# Niece's Sexy Photo Shoot



## Cinderella (Jun 17, 2005)

*Niece's Sexy Photo Shoot
*Updated: 14:48, Saturday December 24, 2005

http://www.sky.com/skynews/article/0...484781,00.html

watch the video

http://www.sky.com/skynews/video/vid..._p5095,00.html

Osama bin Laden may be the world's most elusive man, but his niece is 
more than happy to be noticed.

Wafah Dufour, 26, has been photographed for a men's magazine in a 
series of seductive poses.

In the photo spread, she's seen reclining on satin sheets and posing 
naked in a bath full of bubbles.

The daughter of bin Laden's half-brother, Yeslam bin Ladin, grew up in 
the United States.

She is estranged from her father and took her mother's maiden name 
after the September 11 attacks when she received death threats.
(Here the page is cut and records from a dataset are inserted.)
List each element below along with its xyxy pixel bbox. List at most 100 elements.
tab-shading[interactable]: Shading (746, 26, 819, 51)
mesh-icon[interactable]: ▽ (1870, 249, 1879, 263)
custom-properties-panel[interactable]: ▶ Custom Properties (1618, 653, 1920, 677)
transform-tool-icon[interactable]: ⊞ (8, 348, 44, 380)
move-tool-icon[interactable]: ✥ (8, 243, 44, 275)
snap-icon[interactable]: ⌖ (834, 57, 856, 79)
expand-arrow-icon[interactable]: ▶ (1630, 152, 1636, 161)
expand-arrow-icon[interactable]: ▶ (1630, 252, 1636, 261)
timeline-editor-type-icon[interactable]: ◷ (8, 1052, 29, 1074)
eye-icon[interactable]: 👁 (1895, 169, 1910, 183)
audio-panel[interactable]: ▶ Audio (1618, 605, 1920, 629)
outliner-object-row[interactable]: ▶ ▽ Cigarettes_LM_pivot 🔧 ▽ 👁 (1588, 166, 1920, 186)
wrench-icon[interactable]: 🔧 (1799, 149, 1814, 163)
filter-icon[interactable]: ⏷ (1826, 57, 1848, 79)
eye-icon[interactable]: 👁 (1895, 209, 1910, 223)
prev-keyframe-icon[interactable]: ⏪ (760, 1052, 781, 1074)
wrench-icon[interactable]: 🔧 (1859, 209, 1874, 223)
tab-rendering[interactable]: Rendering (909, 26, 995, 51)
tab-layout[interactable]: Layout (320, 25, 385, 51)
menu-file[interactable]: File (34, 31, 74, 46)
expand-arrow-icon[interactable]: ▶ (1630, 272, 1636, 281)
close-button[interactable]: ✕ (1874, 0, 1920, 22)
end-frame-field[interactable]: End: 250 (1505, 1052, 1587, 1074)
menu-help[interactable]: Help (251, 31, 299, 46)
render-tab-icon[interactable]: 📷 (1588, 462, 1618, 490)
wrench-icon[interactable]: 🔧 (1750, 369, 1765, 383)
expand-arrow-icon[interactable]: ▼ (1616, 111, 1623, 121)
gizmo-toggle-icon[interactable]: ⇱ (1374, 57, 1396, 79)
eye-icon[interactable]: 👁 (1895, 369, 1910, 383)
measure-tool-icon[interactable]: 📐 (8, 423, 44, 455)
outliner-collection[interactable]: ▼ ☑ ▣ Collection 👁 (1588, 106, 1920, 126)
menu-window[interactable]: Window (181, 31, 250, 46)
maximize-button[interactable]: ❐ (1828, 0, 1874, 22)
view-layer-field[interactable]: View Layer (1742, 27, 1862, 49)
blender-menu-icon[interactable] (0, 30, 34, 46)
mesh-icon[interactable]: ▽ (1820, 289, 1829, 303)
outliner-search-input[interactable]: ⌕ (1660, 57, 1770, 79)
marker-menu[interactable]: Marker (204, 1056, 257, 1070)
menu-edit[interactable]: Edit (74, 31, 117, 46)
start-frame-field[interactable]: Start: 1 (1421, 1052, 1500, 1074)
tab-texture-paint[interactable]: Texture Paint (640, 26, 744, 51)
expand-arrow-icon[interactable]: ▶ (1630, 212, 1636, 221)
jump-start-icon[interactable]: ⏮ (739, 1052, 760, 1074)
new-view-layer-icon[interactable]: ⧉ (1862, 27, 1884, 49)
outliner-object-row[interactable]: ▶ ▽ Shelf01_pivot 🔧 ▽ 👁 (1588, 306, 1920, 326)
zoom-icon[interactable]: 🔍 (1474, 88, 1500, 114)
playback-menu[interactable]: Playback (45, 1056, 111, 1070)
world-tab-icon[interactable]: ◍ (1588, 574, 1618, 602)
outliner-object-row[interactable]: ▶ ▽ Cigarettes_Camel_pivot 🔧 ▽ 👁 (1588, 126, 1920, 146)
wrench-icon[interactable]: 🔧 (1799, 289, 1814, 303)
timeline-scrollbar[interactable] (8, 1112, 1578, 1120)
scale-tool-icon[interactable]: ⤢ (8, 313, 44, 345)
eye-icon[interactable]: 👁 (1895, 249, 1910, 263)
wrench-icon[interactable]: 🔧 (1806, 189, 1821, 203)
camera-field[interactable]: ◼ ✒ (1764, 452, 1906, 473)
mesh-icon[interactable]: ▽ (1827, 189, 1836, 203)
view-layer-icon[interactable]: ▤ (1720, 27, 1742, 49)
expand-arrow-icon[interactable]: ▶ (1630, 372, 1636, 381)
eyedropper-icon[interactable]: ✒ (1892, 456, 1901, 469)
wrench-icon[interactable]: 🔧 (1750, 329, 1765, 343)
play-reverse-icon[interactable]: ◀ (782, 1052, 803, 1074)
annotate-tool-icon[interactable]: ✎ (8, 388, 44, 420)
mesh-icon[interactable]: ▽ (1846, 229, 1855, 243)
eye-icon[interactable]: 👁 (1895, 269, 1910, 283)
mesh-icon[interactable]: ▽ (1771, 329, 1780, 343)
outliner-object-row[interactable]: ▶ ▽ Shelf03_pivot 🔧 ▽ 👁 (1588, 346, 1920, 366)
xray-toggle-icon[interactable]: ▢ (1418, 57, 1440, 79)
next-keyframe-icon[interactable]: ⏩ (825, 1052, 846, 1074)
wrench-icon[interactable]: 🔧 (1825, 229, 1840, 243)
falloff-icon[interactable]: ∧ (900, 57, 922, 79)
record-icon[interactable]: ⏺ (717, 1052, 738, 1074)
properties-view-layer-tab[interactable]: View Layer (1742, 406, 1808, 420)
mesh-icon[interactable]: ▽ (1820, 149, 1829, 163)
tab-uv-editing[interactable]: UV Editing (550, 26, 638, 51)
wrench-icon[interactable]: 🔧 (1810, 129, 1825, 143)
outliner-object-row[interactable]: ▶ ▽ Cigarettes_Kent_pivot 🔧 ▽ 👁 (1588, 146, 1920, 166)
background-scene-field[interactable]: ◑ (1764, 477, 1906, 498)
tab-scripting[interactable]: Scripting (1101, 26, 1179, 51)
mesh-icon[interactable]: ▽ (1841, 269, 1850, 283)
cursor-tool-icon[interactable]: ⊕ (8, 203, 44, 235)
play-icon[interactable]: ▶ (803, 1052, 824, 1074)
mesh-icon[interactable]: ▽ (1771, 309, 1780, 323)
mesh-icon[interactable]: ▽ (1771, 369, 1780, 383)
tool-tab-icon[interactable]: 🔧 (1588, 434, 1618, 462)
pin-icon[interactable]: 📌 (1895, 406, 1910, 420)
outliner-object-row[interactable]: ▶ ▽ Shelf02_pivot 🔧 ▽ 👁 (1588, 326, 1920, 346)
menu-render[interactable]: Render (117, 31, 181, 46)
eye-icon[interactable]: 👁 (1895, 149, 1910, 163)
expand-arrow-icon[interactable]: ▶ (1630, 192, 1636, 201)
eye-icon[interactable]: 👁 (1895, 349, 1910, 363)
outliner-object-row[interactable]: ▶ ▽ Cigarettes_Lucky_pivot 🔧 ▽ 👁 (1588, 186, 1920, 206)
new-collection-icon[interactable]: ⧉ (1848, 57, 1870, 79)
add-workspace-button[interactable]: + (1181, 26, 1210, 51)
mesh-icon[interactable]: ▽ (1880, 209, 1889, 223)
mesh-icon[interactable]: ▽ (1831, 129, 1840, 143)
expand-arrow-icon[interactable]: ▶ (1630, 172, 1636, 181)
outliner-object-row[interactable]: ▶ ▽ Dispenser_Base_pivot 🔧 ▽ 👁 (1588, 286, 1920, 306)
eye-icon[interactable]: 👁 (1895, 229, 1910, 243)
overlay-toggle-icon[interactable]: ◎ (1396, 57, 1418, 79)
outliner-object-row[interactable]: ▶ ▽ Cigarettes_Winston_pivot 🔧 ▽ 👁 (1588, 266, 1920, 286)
She says she has nothing in common with the al Qaeda leader and 
simply wants to be accepted.

But Wafah has rejected her strict Muslim background and embraced 
Western ways.

The pictures, which appear in GQ's January edition, are likely to shock
her family in Saudi Arabia where women are required to wear a veil.

Wafah told the magazine: "My mom is always telling me that if I say 
something too drastic, I might get killed by a fundamentalist.

"My mom is freaking out every day that some crazy fundamentalist is 
going to say, 'How dare she say that?'"

Wafah, who has never met her uncle Osama, wants to become a 
singer.

Whoaaaa she doesnt have a beard lol


----------



## Officer Dunngeon (Aug 16, 2002)

She grew up in the US? What's with the accent?

She is pretty, though.


----------



## Irish Wampanoag (Apr 6, 2003)

I would bang her:kiss:


----------